AL-Lisaniyyat
Volume 20, Numéro 1, Pages 19-26
2014-06-28

Improving Performance Of Hmm-based Asr For Gsm-efr Speech Coding

Authors : Lallouani Bouchakour . Debyeche Mohamed .

Abstract

The Global System for Mobile (GSM) environment includes three main problems for Automatic Speech Recognition (ASR) systems: noisy scenarios, source coding distortion and transmission errors. The second, source coding distortion must be explicitly addressed. In this paper, we investigate different features extractions techniques for GSM EFR (Enhanced Full Rate) coding with the aim to improve the performance of ASR in the GSM domain.
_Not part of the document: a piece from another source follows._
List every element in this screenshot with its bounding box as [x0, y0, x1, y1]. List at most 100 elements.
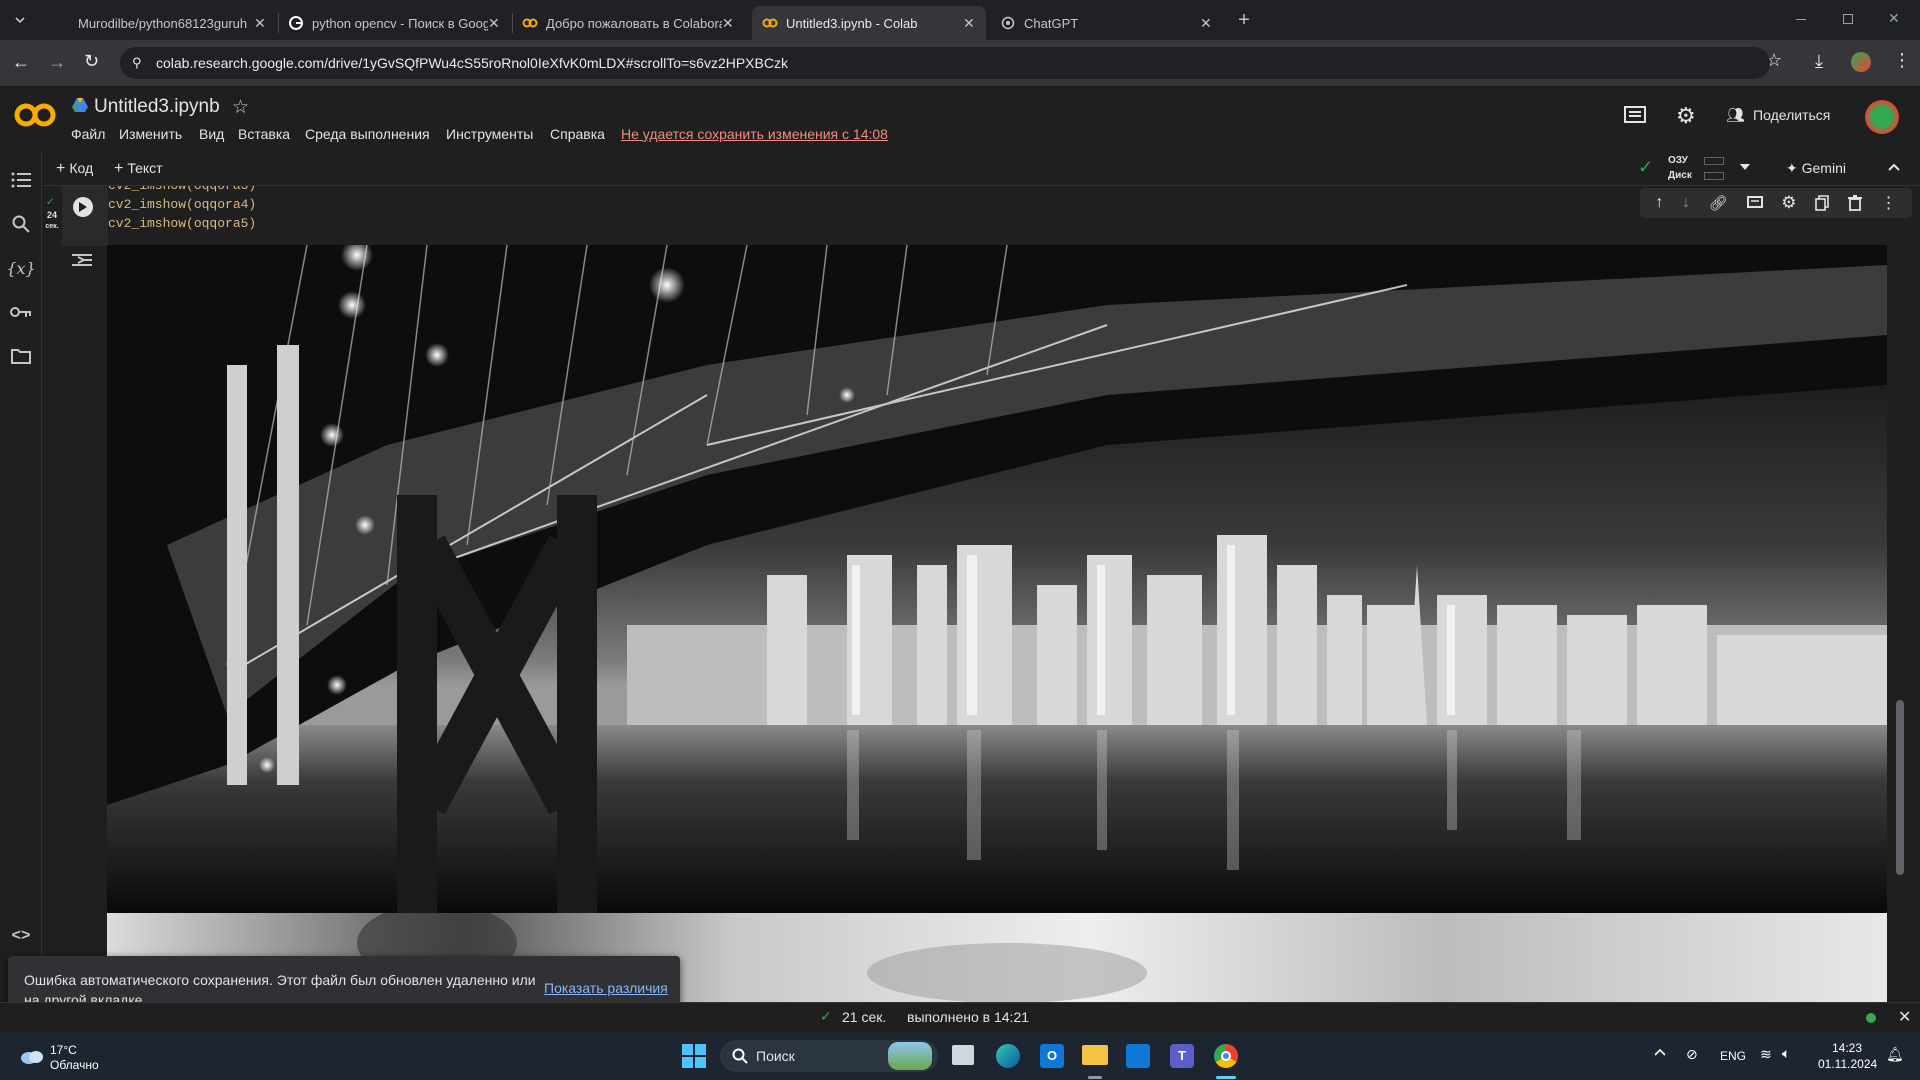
- window-close-icon[interactable]: ✕: [1888, 10, 1900, 27]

Specifically, we suggest extracting the recognition feature vectors directly from the encoded speech bit-stream instead of decoding it and subsequently extracting the feature vectors. The speaker independent recognition experiment was based on the Continuous Hidden Model Markov (CHMM). The performance of the proposed speech recognition technique was assessed using the ARADIGT transcoding with its 8 kHz downsampled version. Different experiments were carried out in order to explore feature calculation directly from the GSM EFR encoded parameters and to measure the degradation introduced by different aspects of the coder. The ARADIGIT database consists of 60 speakers (31 male speakers and 29 female speakers) pronouncing the ten Arabic digits, was built in order to conduct the necessary experiments. As a result, the proposed methods achieved higher performances in recognition accuracy, compared with the conventional methods employing Mel-Frequency Cepstral Coefficients MFCC. This paper presents two configurations used for extracting feature parameters for speech recognition over mobile communication; the decoded speech-based technique and the bitstream-based technique

Keywords

speech coding, GSM, EFR, CHMM, ASR, ARADIGT, MFCC, bit-strea